With cancer increasing in prevalence and high priorities placed on concurrent oncological and palliative care to help meet the familial, spiritual, and individual needs of stakeholders in cancer, research is needed that assesses the factors that facilitate coping across stakeholders in cancer care. We were interested in synthesizing our understanding of communication and relationships among patients, caregivers, and providers based on the reasoning that illness is relational, but often conceptualized and researched from the individual perspectives of various stakeholders. The current study examined the experiences of relational and communication opportunities and challenges during cancer for current and former family caregivers, cancer survivors, and palliative and oncology health care practitioners. The thematic analysis of 30 semi-structured interviews revealed an overarching theme on the benefits of orienting toward cancer as communal, which was, in turn, facilitated or impeded by four additional themes/sets of behaviors: support, presence, perspective-taking, and reframing hope. Results of a cross-case data matrix analysis reveal that stakeholders in different roles experience qualitative differences in their experience of cancer as communal, isolated, or ambivalent. Implications for education, palliative care, and interventions are discussed.

Acknowledgments

The authors would like to thank the patients, family members, and health care practitioners who selflessly shared their stories on the opportunities and challenges of communicating in the context of cancer. We would also like to thank the editor and anonymous reviewers for their invaluable feedback.

Notes

1. None of the participants were paired, however, we did interview two family members who had provided care for the same patient. These were very different vantage points as one was a husband and one was a son of a woman who died of breast cancer.
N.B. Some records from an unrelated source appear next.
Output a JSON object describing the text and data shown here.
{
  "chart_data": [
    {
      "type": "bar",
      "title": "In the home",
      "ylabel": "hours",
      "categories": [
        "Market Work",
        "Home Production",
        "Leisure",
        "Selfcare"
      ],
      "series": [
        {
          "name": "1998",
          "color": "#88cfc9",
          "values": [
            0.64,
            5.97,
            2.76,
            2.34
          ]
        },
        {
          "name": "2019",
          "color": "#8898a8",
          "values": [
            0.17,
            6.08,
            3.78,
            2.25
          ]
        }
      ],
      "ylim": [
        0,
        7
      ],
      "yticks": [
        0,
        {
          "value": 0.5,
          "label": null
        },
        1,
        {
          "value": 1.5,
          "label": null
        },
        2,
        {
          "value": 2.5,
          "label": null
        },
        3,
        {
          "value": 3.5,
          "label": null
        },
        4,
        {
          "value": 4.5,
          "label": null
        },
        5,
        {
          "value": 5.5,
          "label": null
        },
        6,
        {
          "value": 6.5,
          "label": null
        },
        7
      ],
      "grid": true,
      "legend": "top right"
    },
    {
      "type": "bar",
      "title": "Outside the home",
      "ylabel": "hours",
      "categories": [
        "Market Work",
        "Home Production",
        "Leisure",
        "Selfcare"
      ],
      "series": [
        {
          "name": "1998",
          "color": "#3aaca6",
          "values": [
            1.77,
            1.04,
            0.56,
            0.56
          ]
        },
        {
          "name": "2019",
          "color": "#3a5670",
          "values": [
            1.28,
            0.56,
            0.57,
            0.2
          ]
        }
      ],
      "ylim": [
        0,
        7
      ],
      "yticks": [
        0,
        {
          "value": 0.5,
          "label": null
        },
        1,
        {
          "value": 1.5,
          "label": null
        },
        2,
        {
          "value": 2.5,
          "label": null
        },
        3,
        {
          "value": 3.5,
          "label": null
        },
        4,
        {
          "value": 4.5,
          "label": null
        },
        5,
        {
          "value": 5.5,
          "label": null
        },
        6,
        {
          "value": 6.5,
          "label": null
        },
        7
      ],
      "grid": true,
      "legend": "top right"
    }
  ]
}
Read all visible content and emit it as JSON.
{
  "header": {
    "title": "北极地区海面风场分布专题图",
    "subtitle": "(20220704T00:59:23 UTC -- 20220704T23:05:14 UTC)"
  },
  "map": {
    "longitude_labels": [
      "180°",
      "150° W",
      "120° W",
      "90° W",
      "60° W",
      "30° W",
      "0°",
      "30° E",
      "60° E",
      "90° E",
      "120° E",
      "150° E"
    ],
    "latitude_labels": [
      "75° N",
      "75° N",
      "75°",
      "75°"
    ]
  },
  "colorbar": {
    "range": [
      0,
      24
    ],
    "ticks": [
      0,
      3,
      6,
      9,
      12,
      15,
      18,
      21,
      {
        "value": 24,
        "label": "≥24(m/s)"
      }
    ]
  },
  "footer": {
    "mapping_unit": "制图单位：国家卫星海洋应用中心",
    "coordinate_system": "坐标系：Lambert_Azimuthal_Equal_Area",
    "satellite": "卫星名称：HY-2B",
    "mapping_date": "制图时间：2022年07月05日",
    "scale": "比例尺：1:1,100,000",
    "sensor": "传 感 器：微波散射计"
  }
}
2. Nine patients with cancer were in or had been in stage IV cancer (38%), nine patients with cancer were in remission (38%), three had been in stage II cancer (13%), two were in stage III cancer (8%), and one patient with cancer reported being in stage I (4%).

3. The two graduate students have since graduated and one of the faculty members has retired from her faculty position.

Additional information

Funding

This project was supported, in part, by an Enhancing Research Excellence Grant from the College of Arts and Sciences at the University of Nebraska-Lincoln and a Revisions Award from the Office of Research and Economic Development at the University of Nebraska- Lincoln.